Um halb zwölf betrat sie die Bäckerei in der Schwabstraße. Ihre Augen glänzten, als sie die vielen bunten Kuchen und Torten in der Auslage betrachtete. Nie wieder würde Gottlieb ihr Vorhaltungen machen, wenn sie sich ein solches cremiges ungesundes Stück Torte gönnen würde. War das Leben nicht schön? Heute würde sie sogar zweimal Kaffee trinken. Zuerst zu Hause mit ihrem Besuch und später zusammen mit den anderen im Gemeindehaus. Etwas brummte in ihren Ohren.

»Herrgott, die Weffzga«, bruddelte die Verkäuferin. Jetzt erst sah Karolina den brummenden Schwarm der Wespen, die um die Torten herum flogen. Auf einer Vanilleschnecke hatten sich gleich fünf der Viecher niedergelassen.

»Was derfs sein?«, fragte die Verkäuferin und schaute Karolina lächelnd an.

»Gebed Sie mir einen halben Hefezopf mit Rosinen, wie immer, und zwei Laugaweggla auch, bitte«, antwortete Karolina. Sie zog einen Stoffbeutel mit Teddybärenmuster aus dem Korb des Rollators und faltete ihn seelenruhig auseinander. Dann reichte sie ihn über den Tresen. »Tätet Sie mir die Sachen bitte in des Täschle füllen? Wissed Sie, meine Gicht in dene Finger, die isch heut ganz besonders arg«, bat sie die Verkäuferin, die dem Wunsch, noch immer lächelnd, gerne nachkam. »Wissed Sie, den hat mir meine Urenkelin zum achtzigschde Geburtstag gnäht und mit einem Päckle aus Amerika rüber gschickt«, fuhr Karolina fort, doch die Damen hinter dem Tresen wandten sich bereits dem nächsten Kunden zu, so entging ihnen der Satz, den sie leise hinzufügte: »Wissed Sie, nachher bekomm ich nämlich Besuch.«

Vorsichtig legte Karolina Häberle den Beutel in den Korb ihres Rollators und schob ihn zum Ausgang. An der Tür blieb sie stehen und drehte sich um.

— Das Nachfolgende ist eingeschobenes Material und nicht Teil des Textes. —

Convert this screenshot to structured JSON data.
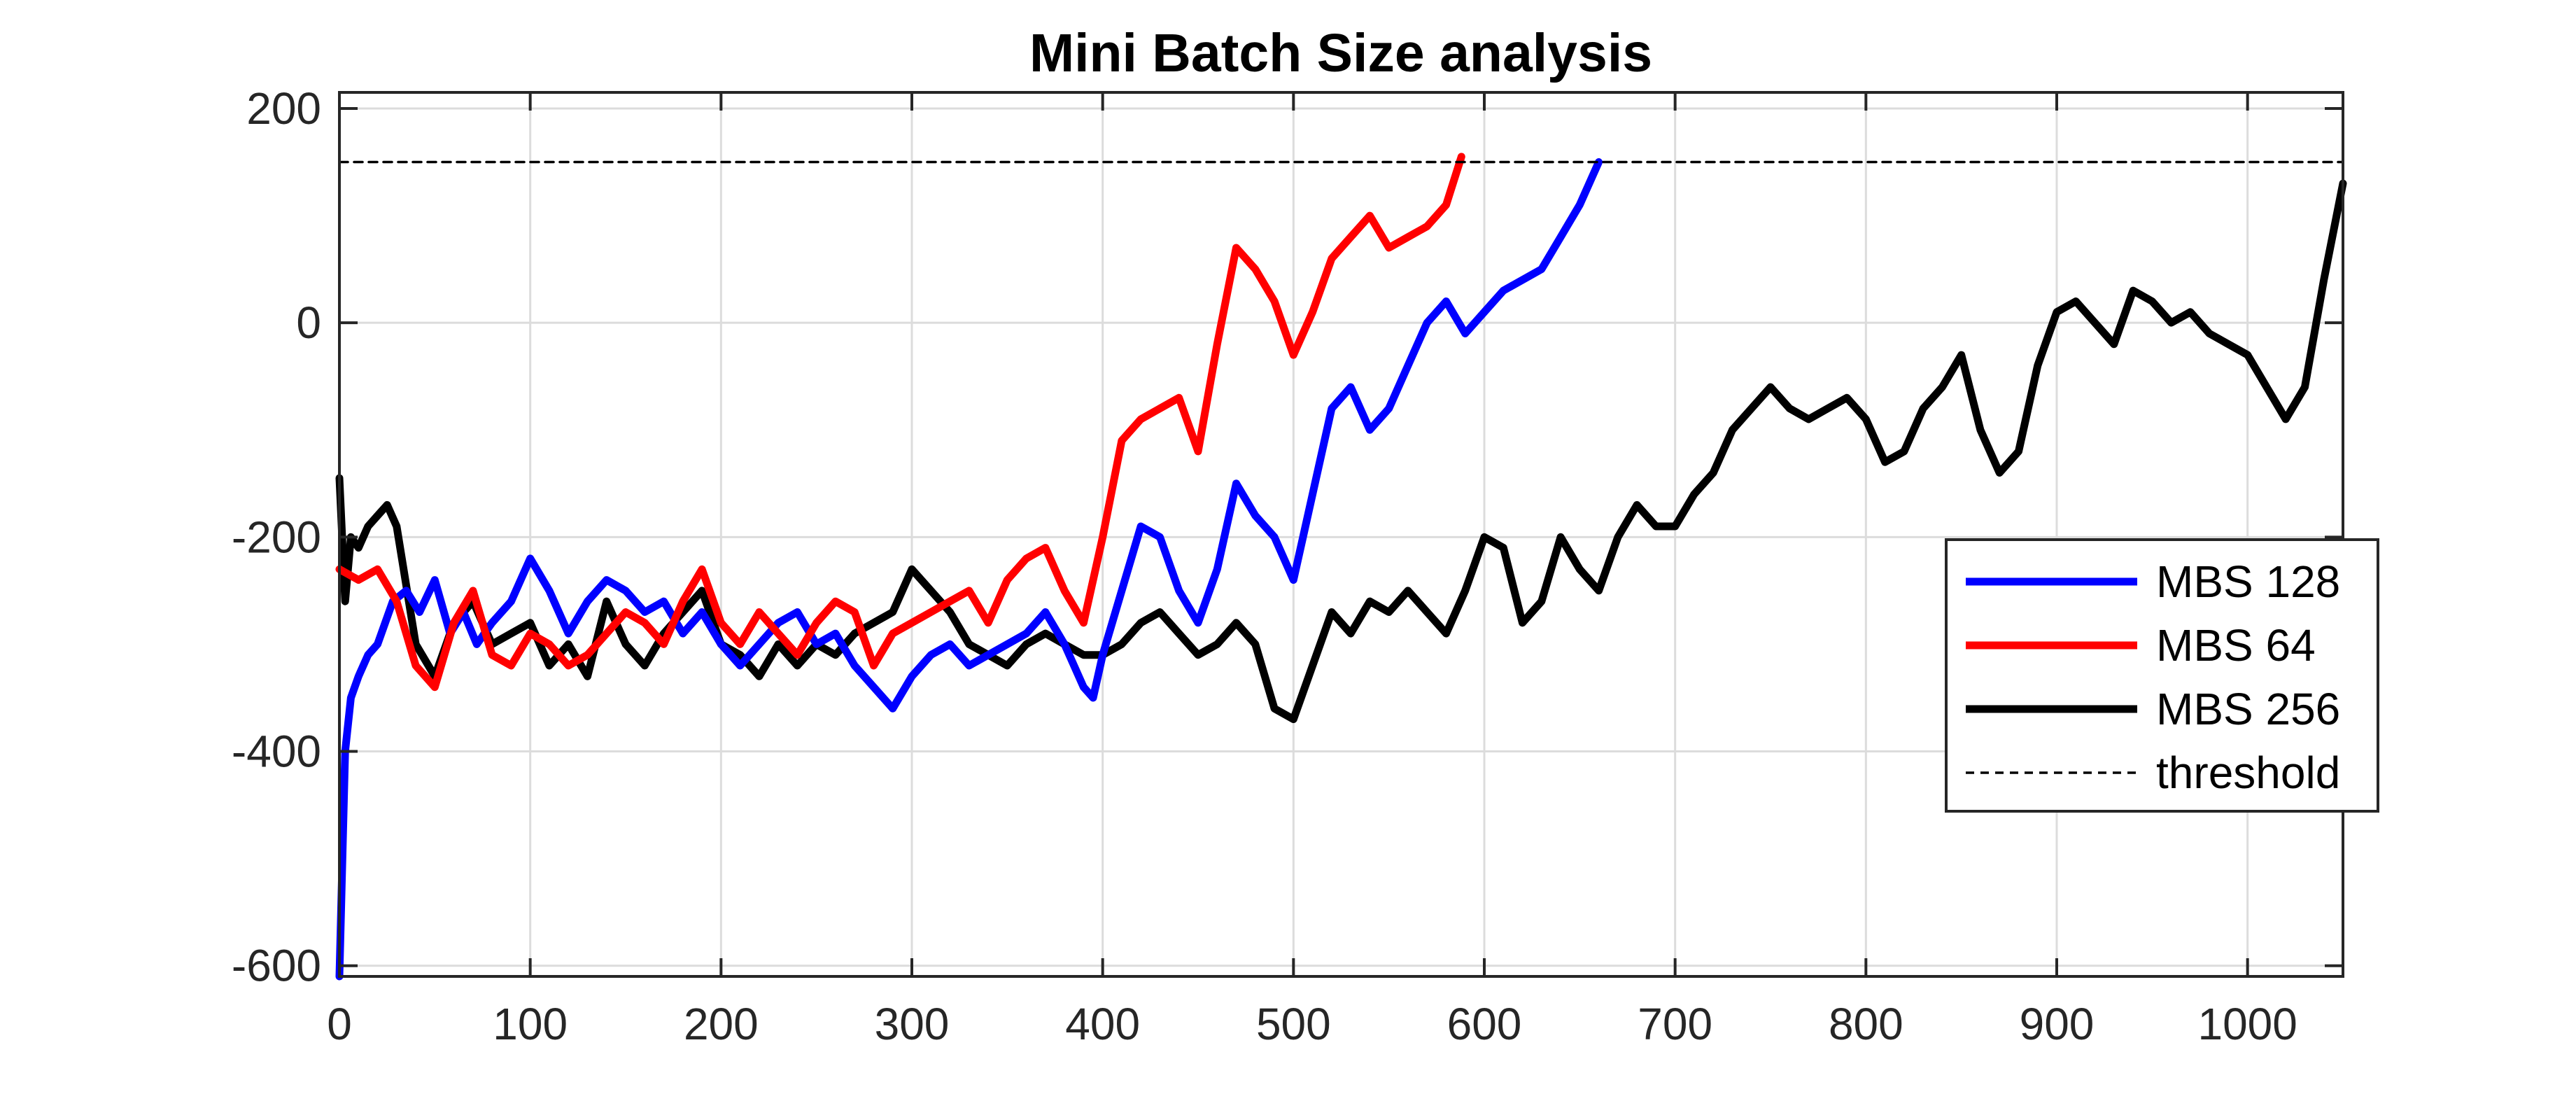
{
  "chart_data": {
    "type": "line",
    "title": "Mini Batch Size analysis",
    "xlabel": "",
    "ylabel": "",
    "xlim": [
      0,
      1050
    ],
    "ylim": [
      -610,
      215
    ],
    "xticks": [
      0,
      100,
      200,
      300,
      400,
      500,
      600,
      700,
      800,
      900,
      1000
    ],
    "yticks": [
      -600,
      -400,
      -200,
      0,
      200
    ],
    "grid": true,
    "legend_position": "right",
    "series": [
      {
        "name": "MBS 128",
        "color": "#0000ff",
        "x": [
          0,
          3,
          6,
          10,
          15,
          20,
          28,
          35,
          42,
          50,
          58,
          65,
          72,
          80,
          90,
          100,
          110,
          120,
          130,
          140,
          150,
          160,
          170,
          180,
          190,
          200,
          210,
          220,
          230,
          240,
          250,
          260,
          270,
          280,
          290,
          300,
          310,
          320,
          330,
          340,
          350,
          360,
          370,
          380,
          390,
          395,
          400,
          410,
          420,
          430,
          440,
          450,
          460,
          470,
          480,
          490,
          500,
          510,
          520,
          530,
          540,
          550,
          560,
          570,
          580,
          590,
          600,
          610,
          620,
          630,
          640,
          650,
          660
        ],
        "y": [
          -610,
          -400,
          -350,
          -330,
          -310,
          -300,
          -260,
          -250,
          -270,
          -240,
          -290,
          -270,
          -300,
          -280,
          -260,
          -220,
          -250,
          -290,
          -260,
          -240,
          -250,
          -270,
          -260,
          -290,
          -270,
          -300,
          -320,
          -300,
          -280,
          -270,
          -300,
          -290,
          -320,
          -340,
          -360,
          -330,
          -310,
          -300,
          -320,
          -310,
          -300,
          -290,
          -270,
          -300,
          -340,
          -350,
          -310,
          -250,
          -190,
          -200,
          -250,
          -280,
          -230,
          -150,
          -180,
          -200,
          -240,
          -160,
          -80,
          -60,
          -100,
          -80,
          -40,
          0,
          20,
          -10,
          10,
          30,
          40,
          50,
          80,
          110,
          150
        ]
      },
      {
        "name": "MBS 64",
        "color": "#ff0000",
        "x": [
          0,
          10,
          20,
          30,
          40,
          50,
          60,
          70,
          80,
          90,
          100,
          110,
          120,
          130,
          140,
          150,
          160,
          170,
          180,
          190,
          200,
          210,
          220,
          230,
          240,
          250,
          260,
          270,
          280,
          290,
          300,
          310,
          320,
          330,
          340,
          350,
          360,
          370,
          380,
          390,
          400,
          410,
          420,
          430,
          440,
          450,
          460,
          470,
          480,
          490,
          500,
          510,
          520,
          530,
          540,
          550,
          560,
          570,
          580,
          588
        ],
        "y": [
          -230,
          -240,
          -230,
          -260,
          -320,
          -340,
          -280,
          -250,
          -310,
          -320,
          -290,
          -300,
          -320,
          -310,
          -290,
          -270,
          -280,
          -300,
          -260,
          -230,
          -280,
          -300,
          -270,
          -290,
          -310,
          -280,
          -260,
          -270,
          -320,
          -290,
          -280,
          -270,
          -260,
          -250,
          -280,
          -240,
          -220,
          -210,
          -250,
          -280,
          -200,
          -110,
          -90,
          -80,
          -70,
          -120,
          -20,
          70,
          50,
          20,
          -30,
          10,
          60,
          80,
          100,
          70,
          80,
          90,
          110,
          155
        ]
      },
      {
        "name": "MBS 256",
        "color": "#000000",
        "x": [
          0,
          3,
          6,
          10,
          15,
          20,
          25,
          30,
          40,
          50,
          60,
          70,
          80,
          90,
          100,
          110,
          120,
          130,
          140,
          150,
          160,
          170,
          180,
          190,
          200,
          210,
          220,
          230,
          240,
          250,
          260,
          270,
          280,
          290,
          300,
          310,
          320,
          330,
          340,
          350,
          360,
          370,
          380,
          390,
          400,
          410,
          420,
          430,
          440,
          450,
          460,
          470,
          480,
          490,
          500,
          510,
          520,
          530,
          540,
          550,
          560,
          570,
          580,
          590,
          600,
          610,
          620,
          630,
          640,
          650,
          660,
          670,
          680,
          690,
          700,
          710,
          720,
          730,
          740,
          750,
          760,
          770,
          780,
          790,
          800,
          810,
          820,
          830,
          840,
          850,
          860,
          870,
          880,
          890,
          900,
          910,
          920,
          930,
          940,
          950,
          960,
          970,
          980,
          990,
          1000,
          1010,
          1020,
          1030,
          1040,
          1050
        ],
        "y": [
          -145,
          -260,
          -200,
          -210,
          -190,
          -180,
          -170,
          -190,
          -300,
          -330,
          -280,
          -260,
          -300,
          -290,
          -280,
          -320,
          -300,
          -330,
          -260,
          -300,
          -320,
          -290,
          -270,
          -250,
          -300,
          -310,
          -330,
          -300,
          -320,
          -300,
          -310,
          -290,
          -280,
          -270,
          -230,
          -250,
          -270,
          -300,
          -310,
          -320,
          -300,
          -290,
          -300,
          -310,
          -310,
          -300,
          -280,
          -270,
          -290,
          -310,
          -300,
          -280,
          -300,
          -360,
          -370,
          -320,
          -270,
          -290,
          -260,
          -270,
          -250,
          -270,
          -290,
          -250,
          -200,
          -210,
          -280,
          -260,
          -200,
          -230,
          -250,
          -200,
          -170,
          -190,
          -190,
          -160,
          -140,
          -100,
          -80,
          -60,
          -80,
          -90,
          -80,
          -70,
          -90,
          -130,
          -120,
          -80,
          -60,
          -30,
          -100,
          -140,
          -120,
          -40,
          10,
          20,
          0,
          -20,
          30,
          20,
          0,
          10,
          -10,
          -20,
          -30,
          -60,
          -90,
          -60,
          40,
          130
        ]
      },
      {
        "name": "threshold",
        "color": "#000000",
        "dashed": true,
        "x": [
          0,
          1050
        ],
        "y": [
          150,
          150
        ]
      }
    ]
  }
}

»Danke für älles«, rief sie ins Ladeninnere, hob den Arm und winkte den Umstehenden zu. Kurz danach schloss sich die Ladentür hinter ihr.

»Ha, des isch aber jetzt komisch«, sagte eine der Verkäuferinnen, des hat die ja noch nie gmacht.«

»Eine ganz reizende alte Dame«, meinte ein Herr mit Strohhut abschließend und orderte sechs Schneckennudeln.

SAMSTAG, 3. AUGUST

Gemeindesaal, Stuttgart, Elisabethenstraße, nachmittags

»Jetzt mache ich mir aber doch langsam Sorgen«, sagte Pfarrer Scheible in die fröhliche Runde der Kaffeegesellschaft.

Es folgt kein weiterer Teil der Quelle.